Il y a effectivement un blocage, mais la solution qu'a prise le gouvernement fédéral a été de recourir à une action unilatérale. Il ne faudrait pas aujourd'hui - je ne dis pas que c'est ce que vous avez fait, M. le chef de l'Opposition - rendre les provinces responsables d'un coup de force fédéral et unilatéral qu'Ottawa avait planifié de longue main. Il ne faudrait pas qu'aujourd'hui on nous demande à nous de résoudre l'écheveau que le gouvernement fédéral s'est tissé autour de lui-même et qui, je pense, est en train maintenant, probablement, d'après toutes les indications qu'on peut avoir, de conduire à une démarche fédérale qui va, en définitive, si on se tient de notre côté et du côté des provinces, être condamnée à l'échec.

C'est là où nous en sommes, mais je pense que, pour le moment, c'est ce que je me contenterai de dire, non pas parce que je veux absolument qu'on passe à autre chose, mais je pense qu'on doit passer à autre chose à cause de la nature de cette commission-ci. Je me dis aussi que nous aurons l'occasion de reprendre ces questions entre nous, par exemple, à des périodes de questions à l'Assemblée nationale ou à l'occasion d'une commission qui pourra avoir lieu strictement sur ce sujet en temps opportun. Nous n'en sommes pas là aujourd'hui.

M. Ryan: Je voudrais signaler, Mme la Présidente, que le ministre propose une interprétation très restrictive du mandat de la commission. Il me semble que si on étudie le projet fédéral, il faut qu'on soit bien saisi de ce qui l'a précédé et causé, de la manière aussi dont on pourra sortir de cette impasse. Je pense bien que, sur le projet lui-même, la commission ne pourra pas éclairer beaucoup les députés. En tout cas, si c'est un exercice de propagande qu'on envisage pour garder le public en haleine, il faut le dire franchement. Mais, nous autres, je pense que nous sommes plus intéressés à résoudre le problème du renouvellement du fédéralisme qu'à faire une action uniquement négative. Il me semble que les questions qui ont été posées se rattachent à cette compréhension du mandat qui essaie d'inclure les causes du malaise actuel et les aboutissements possibles dans un sens plus acceptable au Québec.

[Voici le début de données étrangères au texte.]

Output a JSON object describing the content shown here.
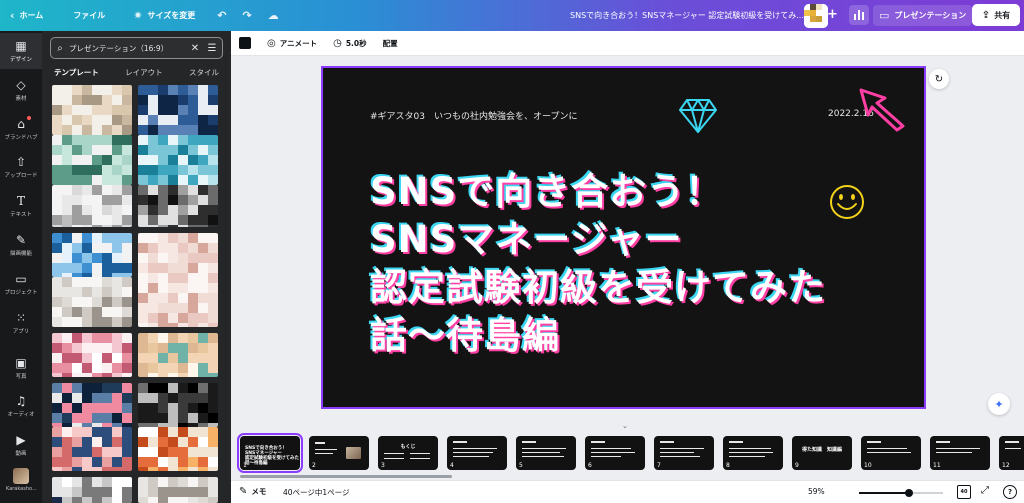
{
  "topbar": {
    "home_label": "ホーム",
    "file_label": "ファイル",
    "resize_label": "サイズを変更",
    "document_title": "SNSで向き合おう！SNSマネージャー 認定試験初級を受けてみ...",
    "present_label": "プレゼンテーション",
    "share_label": "共有",
    "plus_glyph": "+"
  },
  "rail": {
    "items": [
      {
        "label": "デザイン",
        "icon": "design-icon"
      },
      {
        "label": "素材",
        "icon": "elements-icon"
      },
      {
        "label": "ブランドハブ",
        "icon": "brand-icon"
      },
      {
        "label": "アップロード",
        "icon": "upload-icon"
      },
      {
        "label": "テキスト",
        "icon": "text-icon"
      },
      {
        "label": "描画機能",
        "icon": "draw-icon"
      },
      {
        "label": "プロジェクト",
        "icon": "folder-icon"
      },
      {
        "label": "アプリ",
        "icon": "apps-icon"
      },
      {
        "label": "写真",
        "icon": "photo-icon"
      },
      {
        "label": "オーディオ",
        "icon": "audio-icon"
      },
      {
        "label": "動画",
        "icon": "video-icon"
      }
    ],
    "user_label": "Karakasho..."
  },
  "panel": {
    "search_value": "プレゼンテーション（16:9）",
    "tabs": [
      "テンプレート",
      "レイアウト",
      "スタイル"
    ],
    "active_tab": 0
  },
  "ctxbar": {
    "color": "#0d1216",
    "animate_label": "アニメート",
    "duration_label": "5.0秒",
    "position_label": "配置"
  },
  "slide": {
    "tagline": "#ギアスタ03　いつもの社内勉強会を、オープンに",
    "date": "2022.2.16",
    "title_lines": [
      "SNSで向き合おう！",
      "SNSマネージャー",
      "認定試験初級を受けてみた",
      "話〜待島編"
    ],
    "accent_pink": "#ff3fa4",
    "accent_cyan": "#3ad6f2",
    "accent_yellow": "#f2d21b",
    "selection_color": "#8b3dff"
  },
  "filmstrip": {
    "pages": [
      "1",
      "2",
      "3",
      "4",
      "5",
      "6",
      "7",
      "8",
      "9",
      "10",
      "11",
      "12"
    ],
    "page1_text": [
      "SNSで向き合おう！",
      "SNSマネージャー",
      "認定試験初級を受けてみた",
      "話〜待島編"
    ],
    "page3_text": "もくじ",
    "page9_text": "得た知識　知識編"
  },
  "status": {
    "memo_label": "メモ",
    "page_label": "40ページ中1ページ",
    "zoom_label": "59%",
    "zoom_value": 59,
    "pages_badge": "40",
    "help_glyph": "?"
  }
}
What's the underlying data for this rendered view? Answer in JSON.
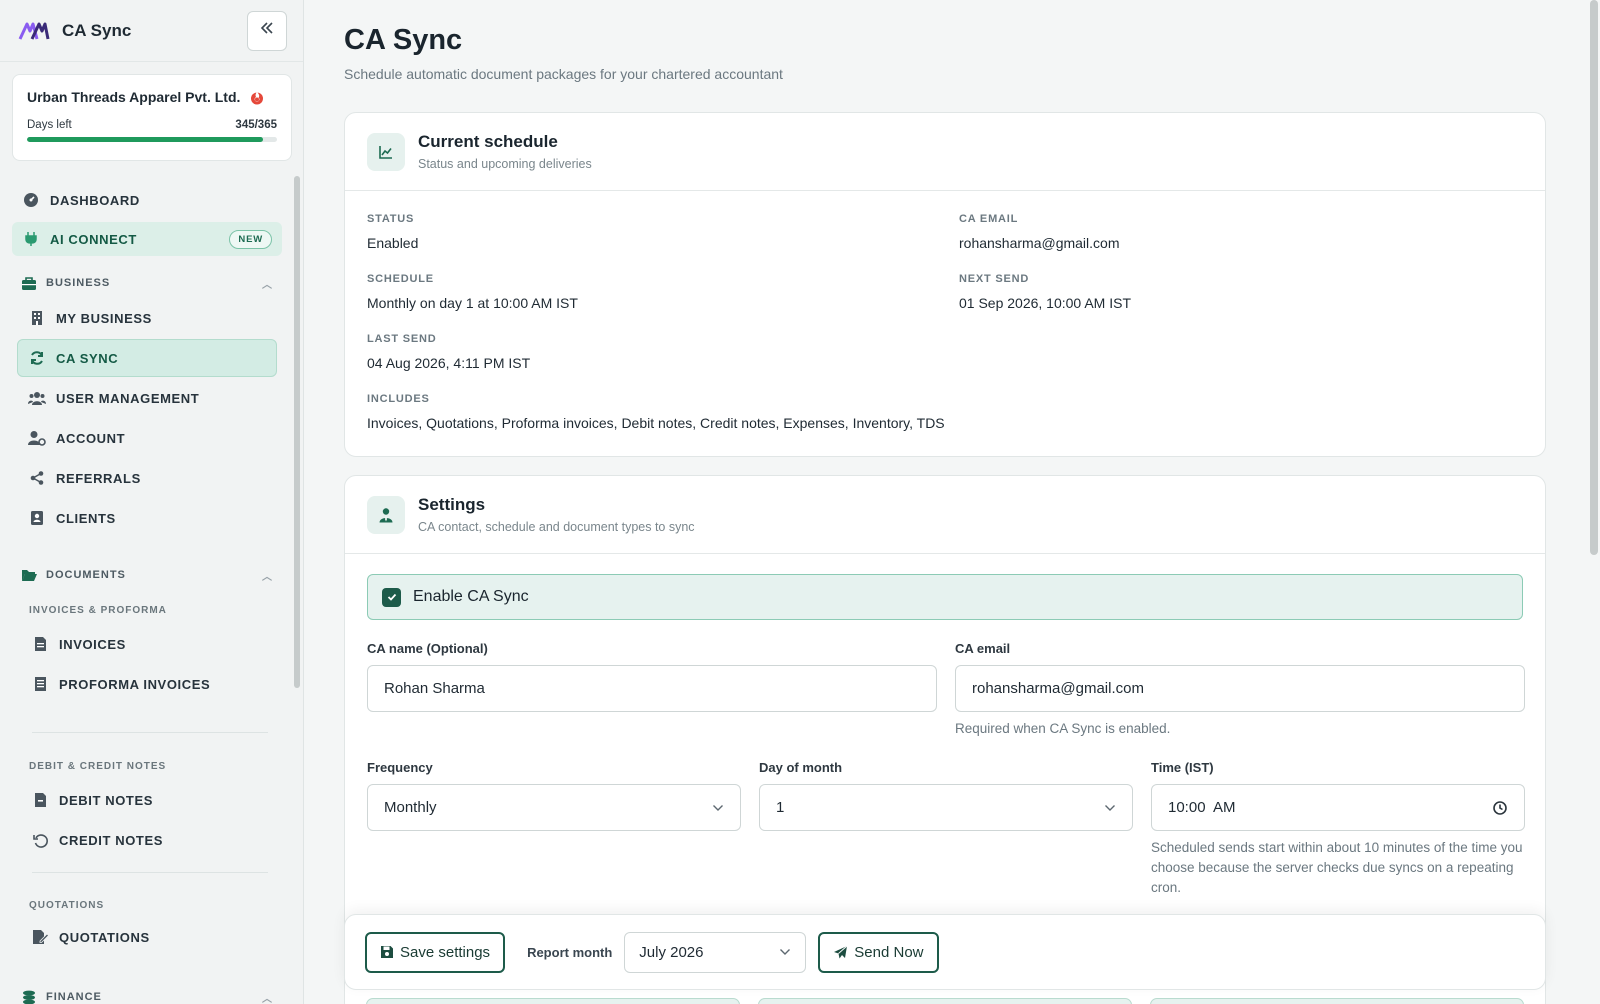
{
  "app": {
    "title": "CA Sync"
  },
  "org": {
    "name": "Urban Threads Apparel Pvt. Ltd.",
    "days_label": "Days left",
    "days_value": "345/365",
    "days_fraction": 0.945
  },
  "nav": {
    "dashboard": "DASHBOARD",
    "ai_connect": "AI CONNECT",
    "new_badge": "NEW",
    "business_head": "BUSINESS",
    "my_business": "MY BUSINESS",
    "ca_sync": "CA SYNC",
    "user_management": "USER MANAGEMENT",
    "account": "ACCOUNT",
    "referrals": "REFERRALS",
    "clients": "CLIENTS",
    "documents_head": "DOCUMENTS",
    "invoices_group": "INVOICES & PROFORMA",
    "invoices": "INVOICES",
    "proforma_invoices": "PROFORMA INVOICES",
    "notes_group": "DEBIT & CREDIT NOTES",
    "debit_notes": "DEBIT NOTES",
    "credit_notes": "CREDIT NOTES",
    "quotations_group": "QUOTATIONS",
    "quotations": "QUOTATIONS",
    "finance_head": "FINANCE"
  },
  "page": {
    "title": "CA Sync",
    "subtitle": "Schedule automatic document packages for your chartered accountant"
  },
  "schedule_card": {
    "title": "Current schedule",
    "subtitle": "Status and upcoming deliveries",
    "status_label": "STATUS",
    "status_value": "Enabled",
    "ca_email_label": "CA EMAIL",
    "ca_email_value": "rohansharma@gmail.com",
    "schedule_label": "SCHEDULE",
    "schedule_value": "Monthly on day 1 at 10:00 AM IST",
    "next_send_label": "NEXT SEND",
    "next_send_value": "01 Sep 2026, 10:00 AM IST",
    "last_send_label": "LAST SEND",
    "last_send_value": "04 Aug 2026, 4:11 PM IST",
    "includes_label": "INCLUDES",
    "includes_value": "Invoices, Quotations, Proforma invoices, Debit notes, Credit notes, Expenses, Inventory, TDS"
  },
  "settings_card": {
    "title": "Settings",
    "subtitle": "CA contact, schedule and document types to sync",
    "enable_label": "Enable CA Sync",
    "enabled": true,
    "ca_name_label": "CA name (Optional)",
    "ca_name_value": "Rohan Sharma",
    "ca_email_label": "CA email",
    "ca_email_value": "rohansharma@gmail.com",
    "ca_email_help": "Required when CA Sync is enabled.",
    "frequency_label": "Frequency",
    "frequency_value": "Monthly",
    "day_label": "Day of month",
    "day_value": "1",
    "time_label": "Time (IST)",
    "time_value": "10:00  AM",
    "time_help": "Scheduled sends start within about 10 minutes of the time you choose because the server checks due syncs on a repeating cron."
  },
  "actions": {
    "save_label": "Save settings",
    "report_month_label": "Report month",
    "report_month_value": "July 2026",
    "send_now_label": "Send Now"
  },
  "colors": {
    "accent": "#1d5b4a",
    "active_bg": "#d3ece4",
    "progress": "#1f9a5c"
  }
}
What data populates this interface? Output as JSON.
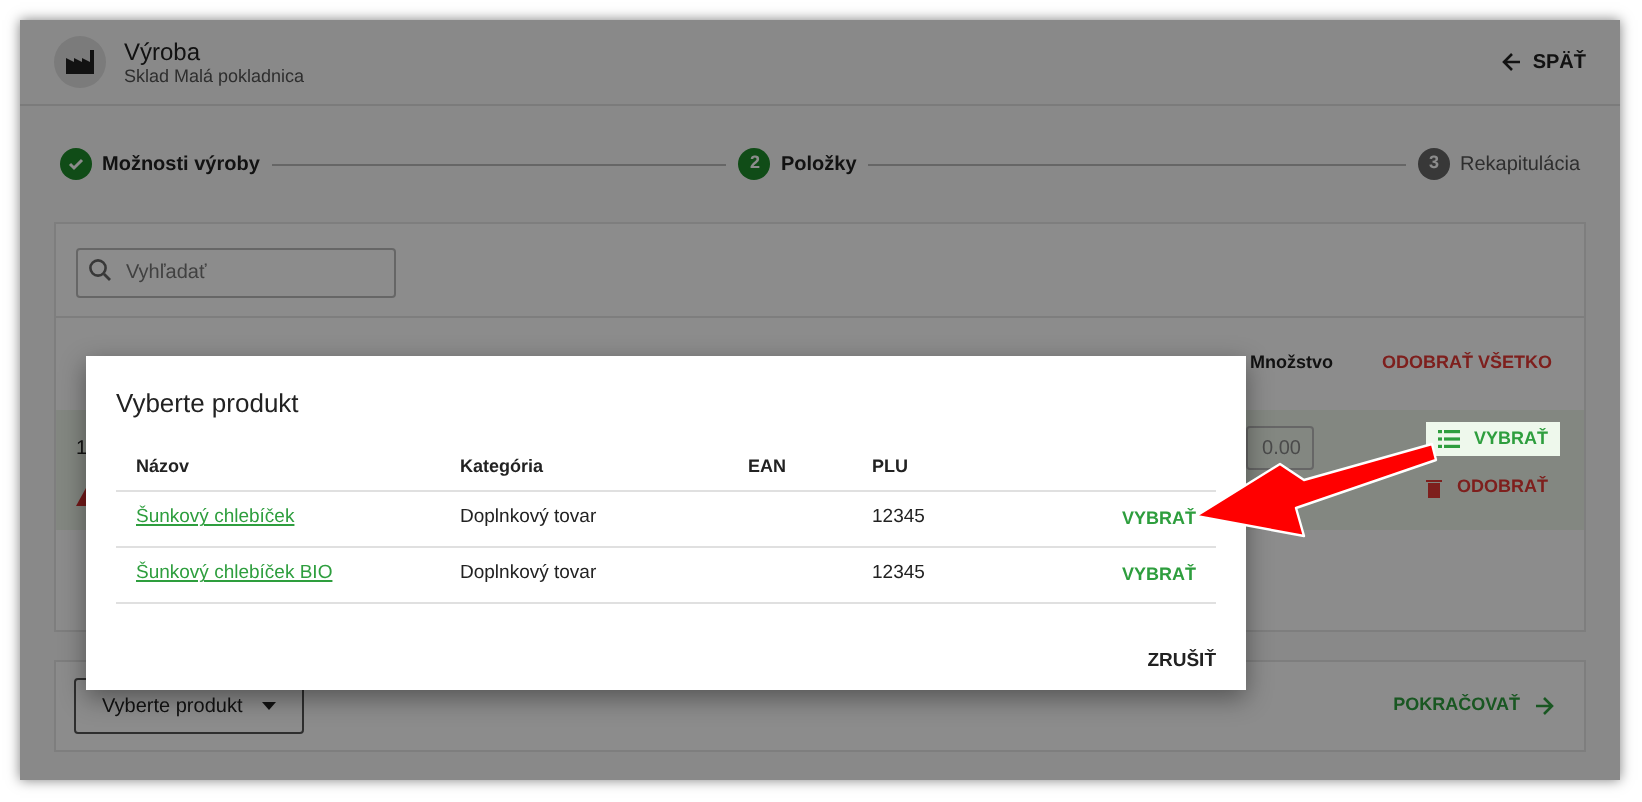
{
  "header": {
    "title": "Výroba",
    "subtitle": "Sklad Malá pokladnica",
    "back": "SPÄŤ"
  },
  "steps": [
    {
      "label": "Možnosti výroby",
      "kind": "done"
    },
    {
      "label": "Položky",
      "marker": "2",
      "kind": "active"
    },
    {
      "label": "Rekapitulácia",
      "marker": "3",
      "kind": "pending"
    }
  ],
  "search": {
    "placeholder": "Vyhľadať"
  },
  "items_table": {
    "quantity_column": "Množstvo",
    "remove_all": "ODOBRAŤ VŠETKO",
    "row": {
      "cell_1": "1",
      "warning": true,
      "quantity": "0.00",
      "select": "VYBRAŤ",
      "select_highlighted": true,
      "remove": "ODOBRAŤ"
    }
  },
  "footer": {
    "product_dropdown": "Vyberte produkt",
    "continue": "POKRAČOVAŤ"
  },
  "dialog": {
    "title": "Vyberte produkt",
    "columns": [
      "Názov",
      "Kategória",
      "EAN",
      "PLU"
    ],
    "rows": [
      {
        "name": "Šunkový chlebíček",
        "category": "Doplnkový tovar",
        "plu": "12345",
        "action": "VYBRAŤ"
      },
      {
        "name": "Šunkový chlebíček BIO",
        "category": "Doplnkový tovar",
        "plu": "12345",
        "action": "VYBRAŤ"
      }
    ],
    "cancel": "ZRUŠIŤ"
  }
}
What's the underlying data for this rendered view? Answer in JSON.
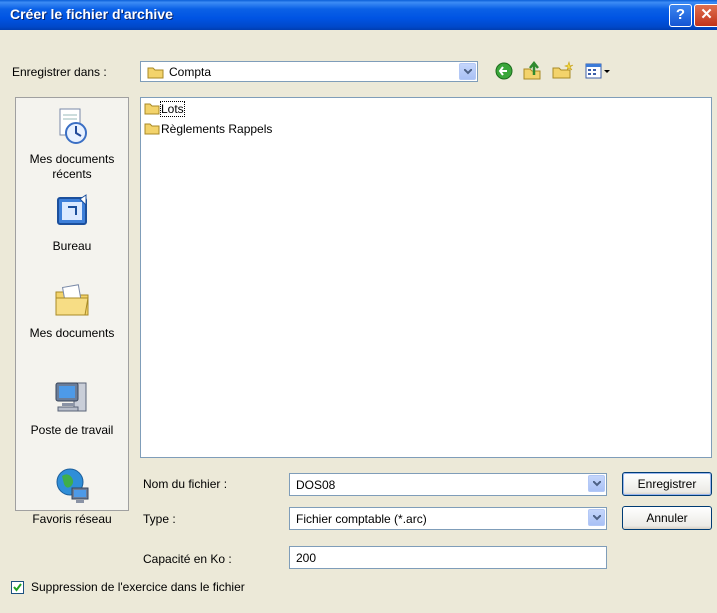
{
  "window": {
    "title": "Créer le fichier d'archive"
  },
  "titlebar": {
    "help_glyph": "?",
    "close_glyph": "✕"
  },
  "toolbar": {
    "save_in_label": "Enregistrer dans :",
    "save_in_value": "Compta",
    "icons": [
      "back-icon",
      "up-folder-icon",
      "new-folder-icon",
      "view-menu-icon"
    ]
  },
  "places": [
    {
      "label": "Mes documents récents",
      "icon": "recent-documents-icon"
    },
    {
      "label": "Bureau",
      "icon": "desktop-icon"
    },
    {
      "label": "Mes documents",
      "icon": "my-documents-icon"
    },
    {
      "label": "Poste de travail",
      "icon": "my-computer-icon"
    },
    {
      "label": "Favoris réseau",
      "icon": "network-places-icon"
    }
  ],
  "files": [
    {
      "name": "Lots",
      "icon": "folder-icon",
      "selected": true
    },
    {
      "name": "Règlements Rappels",
      "icon": "folder-icon",
      "selected": false
    }
  ],
  "form": {
    "filename_label": "Nom du fichier :",
    "filename_value": "DOS08",
    "type_label": "Type :",
    "type_value": "Fichier comptable (*.arc)",
    "capacity_label": "Capacité en Ko :",
    "capacity_value": "200",
    "checkbox_label": "Suppression de l'exercice dans le fichier",
    "checkbox_checked": true
  },
  "buttons": {
    "save": "Enregistrer",
    "cancel": "Annuler"
  },
  "colors": {
    "titlebar": "#0054e3",
    "dialog_bg": "#ece9d8",
    "folder_yellow": "#f3d36b",
    "border_blue": "#7f9db9"
  }
}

M. Morin (Louis-Hébert): M. le chef de l'Opposition, Mme la Présidente, les causes du malaise actuel - écoutez! - à moins qu'on cherche des raisons que personne ne voit aujourd'hui, sont très simples. Elles tiennent aux événements qui se sont passés et, essentiellement, à deux attitudes. Il y a des promesses qui n'ont pas été tenues, il y a des gens qui ont été trompés. Ce n'est pas nous qui l'avons dit, c'est M. Clark à Ottawa, en premier, et même à Québec des représentants de votre parti. Deuxièmement, un coup de force fédéral a été préparé et c'est le fédéral lui-même qui nous met dans la situation où tout le Canada est maintenant. Il ne faudrait pas penser que c'est ici même, à cette table, que nous avons la solution à tous les problèmes quand, du côté fédéral, encore vendredi dernier, le premier ministre du Canada disait qu'il ne changerait pas d'avis en substance sur sa démarche. Par conséguent, la meilleure façon de faire cesser le problème actuel, ce serait que le gouvernement fédéral retire complètement son projet et qu'on continue là où on était rendu - on l'a dit à plusieurs reprises - au mois de septembre, avant cette conférence ratée dont tout le monde se souvient.

La Présidente (Mme Cuerrier): Avant d'accorder la parole à M. le chef de l'Union Nationale, j'aimerais juste rappeler la motion qui a été adoptée à l'Assemblée nationale en tant que mandat de cette commission. C'est bien: La commission de la présidence du conseil et de la constitution se réunira pour entendre les représentations de personnes ou organismes relativement au projet de résolution du gouvernement fédéral concernant la constitution du Canada.

M. le chef de l'Union Nationale et député de Gaspé.

M. Le Moignan: Merci, Mme la Présidente. J'aurais trois brèves questions à la suite de certains propos prononcés par le ministre à la suspension ce midi.

Le ministre, je pense, a mentionné que M. Gilles Loiselle, délégué général du Québec à Londres, était dans l'impossibilité de venir siéger à ce moment-ci. Si je comprends bien, si les travaux reprennent au cours du mois de janvier, comme M. Loiselle a dû tâter le pouls des Londoniens, le pouls de Sa gracieuse Majesté, en ce qui a trait à ses ministres, au gouvernement, je crois qu'il serait très bien placé pour nous renseigner. Est-ce que le ministre peut nous dire si M. Loiselle va venir ici?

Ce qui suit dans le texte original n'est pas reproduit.